Esse tom nostálgico e a escolha de situações afetivas (como namoros à moda antiga, leiteiros e padeiros confiáveis, visitas sem formalidade) mostram um passado idealizado. O efeito dessa construção é justamente sensibilizar o leitor sobre as relações humanas dessa época e como elas parecem ter se perdido com o tempo.


🔹 Passo 5: Análise das Alternativas e Resolução

A) Surpreender o leitor com a descrição do que as pessoas faziam no tempo livre. ❌ ERRADA
O texto não se limita a descrever atividades do passado, mas tem um objetivo emocional e reflexivo. Para que essa alternativa estivesse correta, a crônica deveria apenas relatar costumes antigos, sem um apelo nostálgico.


B) Sensibilizar o leitor sobre o modo como as pessoas se relacionavam entre si num tempo mais aprazível. ✅ CORRETA
O autor usa a repetição e a nostalgia para tocar emocionalmente o leitor e mostrar como as relações humanas eram vistas como mais acolhedoras no passado.


C) Advertir o leitor mais jovem sobre o mau uso que se faz do tempo nos dias atuais. ❌ ERRADA
O texto não tem um tom de advertência nem crítica direta ao presente. Se houvesse frases como “Hoje em dia, as pessoas não vivem assim…”, essa alternativa faria sentido.


D) Incentivar o leitor a organizar melhor o seu tempo sem deixar de ser nostálgico. ❌ ERRADA
A crônica não sugere mudanças de comportamento nem dá conselhos sobre organização do tempo. Para essa alternativa estar correta, o texto precisaria incluir frases como “Devemos recuperar esses hábitos.”


E) Convencer o leitor sobre a veracidade de fatos relativos à vida no passado. ❌ ERRADA
O texto não busca provar que esses fatos realmente aconteceram, mas sim provocar um sentimento de saudade e reflexão. Para essa alternativa estar correta, o autor deveria apresentar evidências históricas.

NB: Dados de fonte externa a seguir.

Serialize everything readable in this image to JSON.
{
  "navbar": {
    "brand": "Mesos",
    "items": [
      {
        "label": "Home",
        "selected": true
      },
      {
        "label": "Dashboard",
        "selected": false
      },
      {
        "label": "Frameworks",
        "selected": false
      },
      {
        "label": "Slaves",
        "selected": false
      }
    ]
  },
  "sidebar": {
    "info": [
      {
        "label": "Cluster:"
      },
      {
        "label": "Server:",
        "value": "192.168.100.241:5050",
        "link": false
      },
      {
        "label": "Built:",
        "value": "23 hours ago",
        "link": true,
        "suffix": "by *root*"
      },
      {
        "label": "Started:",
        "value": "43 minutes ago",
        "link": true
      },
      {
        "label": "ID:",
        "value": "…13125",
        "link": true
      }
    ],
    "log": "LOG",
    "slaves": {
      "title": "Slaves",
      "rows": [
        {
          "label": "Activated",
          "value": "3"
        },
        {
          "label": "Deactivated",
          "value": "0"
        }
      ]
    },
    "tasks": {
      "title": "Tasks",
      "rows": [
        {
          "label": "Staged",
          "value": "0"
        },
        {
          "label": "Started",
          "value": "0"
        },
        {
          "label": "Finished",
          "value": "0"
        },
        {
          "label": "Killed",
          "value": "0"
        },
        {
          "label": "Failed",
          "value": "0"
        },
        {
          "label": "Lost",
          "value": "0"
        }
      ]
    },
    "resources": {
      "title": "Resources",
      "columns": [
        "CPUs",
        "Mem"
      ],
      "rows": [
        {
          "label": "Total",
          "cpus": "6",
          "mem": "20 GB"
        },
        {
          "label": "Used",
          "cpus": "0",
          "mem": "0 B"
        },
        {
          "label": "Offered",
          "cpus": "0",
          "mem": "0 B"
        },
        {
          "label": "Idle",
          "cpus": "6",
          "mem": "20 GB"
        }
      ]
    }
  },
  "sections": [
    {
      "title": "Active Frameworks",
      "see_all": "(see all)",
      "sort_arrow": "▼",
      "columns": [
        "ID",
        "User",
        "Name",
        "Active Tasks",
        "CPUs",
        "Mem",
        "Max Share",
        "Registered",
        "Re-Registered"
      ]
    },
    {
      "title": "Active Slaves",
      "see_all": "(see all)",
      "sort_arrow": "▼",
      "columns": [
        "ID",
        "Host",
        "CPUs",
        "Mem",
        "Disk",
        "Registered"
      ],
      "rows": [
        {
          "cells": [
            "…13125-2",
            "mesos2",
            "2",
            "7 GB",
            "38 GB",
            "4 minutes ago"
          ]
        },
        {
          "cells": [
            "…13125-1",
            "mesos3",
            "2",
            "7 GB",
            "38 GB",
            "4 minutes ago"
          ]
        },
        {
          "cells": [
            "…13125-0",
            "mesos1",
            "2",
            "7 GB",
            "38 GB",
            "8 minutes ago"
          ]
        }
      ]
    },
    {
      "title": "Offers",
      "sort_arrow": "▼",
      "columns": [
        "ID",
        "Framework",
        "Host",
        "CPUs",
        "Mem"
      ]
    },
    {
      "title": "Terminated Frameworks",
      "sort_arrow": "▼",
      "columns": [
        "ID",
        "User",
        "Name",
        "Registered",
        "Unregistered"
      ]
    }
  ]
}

🏆 Passo 6: Conclusão e Justificativa Final

A repetição da estrutura “Você pode não acreditar: mas houve um tempo em que…” não tem um propósito meramente descritivo ou informativo, mas sim emocional e argumentativo. O texto se baseia na nostalgia e no tom afetivo para sensibilizar o leitor, mostrando um passado idealizado onde as relações eram mais próximas e o tempo parecia mais generoso.